Heat the remaining oil in the skillet or wok and add all of the vegetables - bok choy, cabbage, bean sprouts, carrot, bamboo shoots, mushroom, and scallions. Stir fry quickly to wilt the cabbages and then, as you toss the veggies in the pan over the fire, add the soy sauce, Shaoxing wine, salt, and MSG. Continue to cook until the veggies are softened. Add the egg and shrimp and stir over the fire for a few minutes so they pick up the flavors from the seasonings. When this stir fry is ready, transfer the mixture into a pan and put into the refrigerator to chill.
To actually make the egg rolls:
Lay an egg roll wrapper on the table in front of you with one corner pointing at you. Dip your finger in water and wet the entire edge of the wrapper. Take a quarter-cup of the filling and spread it in a line in the center of the wrapper, leaving plenty of room at the edges for folding.
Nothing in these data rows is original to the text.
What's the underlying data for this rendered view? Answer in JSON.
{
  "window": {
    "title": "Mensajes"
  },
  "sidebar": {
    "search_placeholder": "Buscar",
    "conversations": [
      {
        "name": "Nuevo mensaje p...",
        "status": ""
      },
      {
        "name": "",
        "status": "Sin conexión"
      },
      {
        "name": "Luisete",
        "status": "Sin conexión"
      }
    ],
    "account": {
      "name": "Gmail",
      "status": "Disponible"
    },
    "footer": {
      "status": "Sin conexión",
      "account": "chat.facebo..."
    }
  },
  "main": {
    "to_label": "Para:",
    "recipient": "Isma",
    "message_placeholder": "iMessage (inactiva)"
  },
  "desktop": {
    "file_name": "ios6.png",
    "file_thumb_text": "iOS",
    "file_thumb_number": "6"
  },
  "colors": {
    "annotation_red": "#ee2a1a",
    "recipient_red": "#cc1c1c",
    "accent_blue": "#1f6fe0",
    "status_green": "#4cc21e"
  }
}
Tightly roll the bottom point of the wrapper over the filling. Then take the side corners and fold them inward to the center, so that the egg roll kind of looks like an overstuffed envelope. Continue to roll the wrapper up from the bottom, pressing the top corner of the wrapper to the body of the roll to seal it.
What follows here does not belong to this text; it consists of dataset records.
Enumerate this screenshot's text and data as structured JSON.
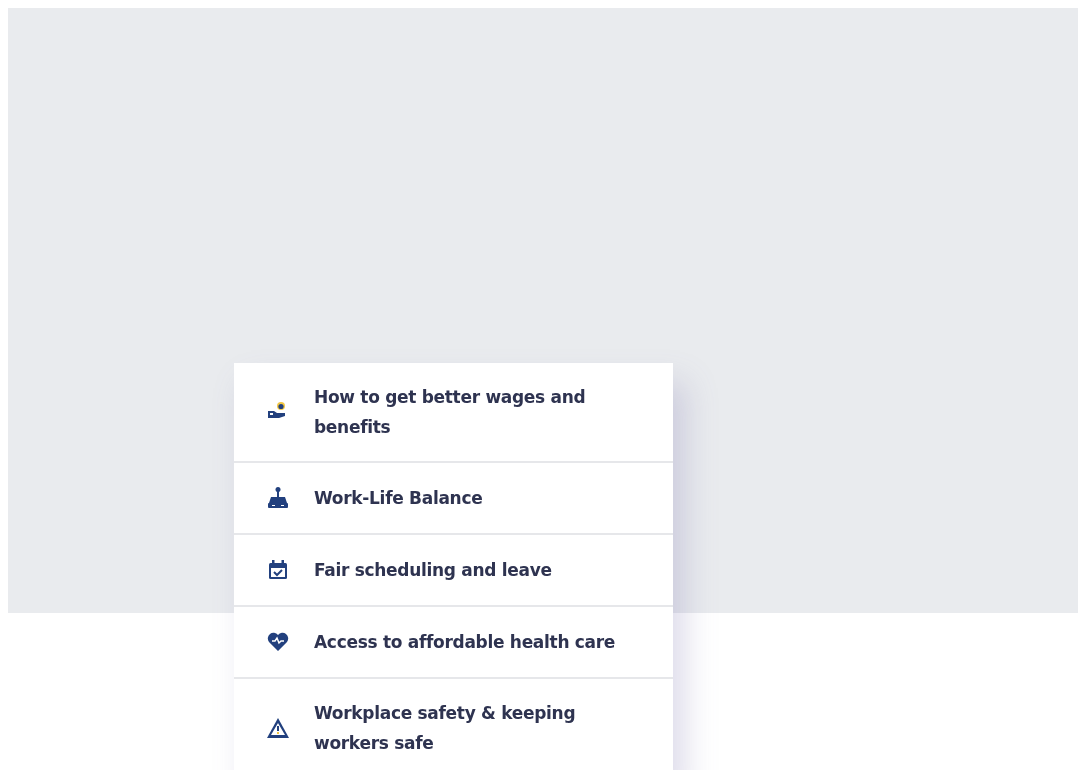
{
  "menu": {
    "items": [
      {
        "label": "How to get better wages and benefits",
        "kind": "wages"
      },
      {
        "label": "Work-Life Balance",
        "kind": "balance"
      },
      {
        "label": "Fair scheduling and leave",
        "kind": "calendar"
      },
      {
        "label": "Access to affordable health care",
        "kind": "health"
      },
      {
        "label": "Workplace safety & keeping workers safe",
        "kind": "warning"
      }
    ]
  }
}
When you have a bunch of egg rolls made up and ready to cook, heat up about half an inch of oil in your skillet and fry the rolls brown on all sides by turning them frequently with a pair of tongs until you get them a nicely bubbled golden brown. Set them aside on newspapers or paper towels to drain for a minute or two, and serve hot.
A note about cooking: I like to roll these up six or so at a time, then fry the six I've made before making another six. This way, the rolls don't have time to dry out before I can fry them, and having just six on hand ready to fry means I won't overload the skillet and have too many rolls to keep an eye on. You may, if you choose, deep fry your egg rolls, or bake them (be sure to brush them with a bit of vegetable oil before they go into the oven at 400 F for 10 minutes on the first side and 8 minutes after turning them over.)
A note about wood ear mushrooms: You may omit these if you like, but if you can get some, don't leave them out - they really contribute an awesome flavor note to the finished egg rolls. You should be able to find them at any Asian market - they're one of the most common ingredients Western cooks aren't at all familiar with.